05 Jul Bike touring Poland, part one
The following morning and after a short cycle up the Oder, we decided to cross over the border to start bike touring in Poland.
As soon as we crossed, we lost our nice, quiet bike paths and had to share the road again. Fortunately, the roads were quiet and the drivers kept their distance.
We already had looked up a campground past Szczecin, Poland, where we planned on staying the night, but as life goes, our plan failed. Probably, because somebody had a much better plan for us in mind. As we rode into Szczecin, we were stopped at a red light. Another cyclist was stopped in front of us. He turned around and said something in Polish to which Ron replied: “Do you speak English?” “Yes of course” After finding out where we came from and where we are headed, his answer was simple “Fu*k, are you for real?” …And so it started, a nice little chat, which ended with “Where are you sleeping tonight? I have room in my house, you can stay with me and be my guest and I’ll show you around my town.”

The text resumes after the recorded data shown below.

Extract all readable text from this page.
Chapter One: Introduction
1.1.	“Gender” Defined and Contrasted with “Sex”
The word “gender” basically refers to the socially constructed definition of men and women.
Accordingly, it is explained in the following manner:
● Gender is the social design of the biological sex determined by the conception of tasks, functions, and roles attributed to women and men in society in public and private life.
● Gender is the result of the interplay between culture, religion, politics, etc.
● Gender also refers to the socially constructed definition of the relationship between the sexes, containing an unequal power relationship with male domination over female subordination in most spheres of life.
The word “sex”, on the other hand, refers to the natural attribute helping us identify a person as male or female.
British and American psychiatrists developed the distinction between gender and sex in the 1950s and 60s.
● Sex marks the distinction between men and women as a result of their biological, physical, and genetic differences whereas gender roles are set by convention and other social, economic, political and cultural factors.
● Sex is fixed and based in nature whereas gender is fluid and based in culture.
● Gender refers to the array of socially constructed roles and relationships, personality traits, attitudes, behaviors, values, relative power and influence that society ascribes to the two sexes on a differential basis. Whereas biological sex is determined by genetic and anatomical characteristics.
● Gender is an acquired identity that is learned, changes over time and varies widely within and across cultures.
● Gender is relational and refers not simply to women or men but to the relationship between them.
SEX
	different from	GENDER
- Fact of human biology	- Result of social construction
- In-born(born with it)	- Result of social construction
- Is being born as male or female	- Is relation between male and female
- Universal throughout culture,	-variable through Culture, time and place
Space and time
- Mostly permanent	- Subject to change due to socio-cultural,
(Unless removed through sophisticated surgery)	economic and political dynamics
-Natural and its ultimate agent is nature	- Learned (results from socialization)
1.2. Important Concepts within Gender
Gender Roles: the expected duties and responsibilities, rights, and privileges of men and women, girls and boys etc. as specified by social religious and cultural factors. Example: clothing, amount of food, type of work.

Sebastian, aka Super Ninja or Professor, got back on his bike and we followed. At his house, we talked some more. He showed us where we could find everything we needed in the kitchen and the bathroom, he told us to feel at home and headed to his Jiujitsu training. The hospitality and trustfulness is just amazing! We made sandwiches, with food we just had bought before getting into town, took showers and waited for Sebastian to return.
He came back with a couple of beers and we ended up talking until late at night…or better until early morning. This was good for us, because we learned a ton about the area and its people from him. But it was bad for him, because he actually had to work on an important paper that had to be finished two days later.
The following day, Sebastian worked on his paper, while we worked on getting our website going again. Apparently it was shut down because it was bombarded by thousands of SPAM messages. However, none of us really felt like doing much of any work. So later in the morning, Sebastian took us to pick up his daughter and showed us around town. Later in the day he took us for a hike to his favorite place in the hills and of course we did a lot more chatting. We ended up snacking on a couple of traditional blood sausages, which we needed a little getting used to, and had some other sausages filled with potatoes and bacon, which we had no problem getting used to. Over all we had a fantastic time hanging out with Sebastian. Although, Sebastian offered us to stay even longer and wanted us meet more of his friends and family, we felt it was time for us to keep going. We would have really liked to stay longer, but for some reason it makes it very difficult for us to leave the longer we stay…and we still have a long way to go before making it to Norway.
Before we left, Sebastian gave us a couple of ideas of which route to take through Poland, along with a map that he had in his car. He said that we could give him back the map when he comes to visit us back in Florida! Sounds great to us! So, instead of riding along the coast, we opted to go through the middle to see more of the ‘old Poland’. Along our way, we ride through many little villages. The area is fairly flat and loaded with beautiful forests, so we are able to ride long miles again.
We cycle past old monasteries, little old towns with towers and gates still in place, until we reach Borne Sulinovo.
Borne Sulinovo, is a little town, that nobody knew even existed until the “Iron Curtain” fell. Well, sort of. Before WWII the German regime knew about because it was a military training place and a German POW camp for the Polish, Russian, and others. After the war the Soviet Army knew about because it was used by the Soviets as a secret military base. For the rest of country though it was non-existent. It did not even appear on a map until after 1990.
After checking out the small town, we searched for three campsites that were supposed to be in the area, but never found them. So we ended up wild camping in the beautiful pine forest. The next morning we are up and moving by 05:00 and before 09:00 we had already cycled about 30 miles and hit our next milestone. With another 14 hours of daylight, we decided to take ourselves a nice little break, after all, we have reached our 7000th mile mark!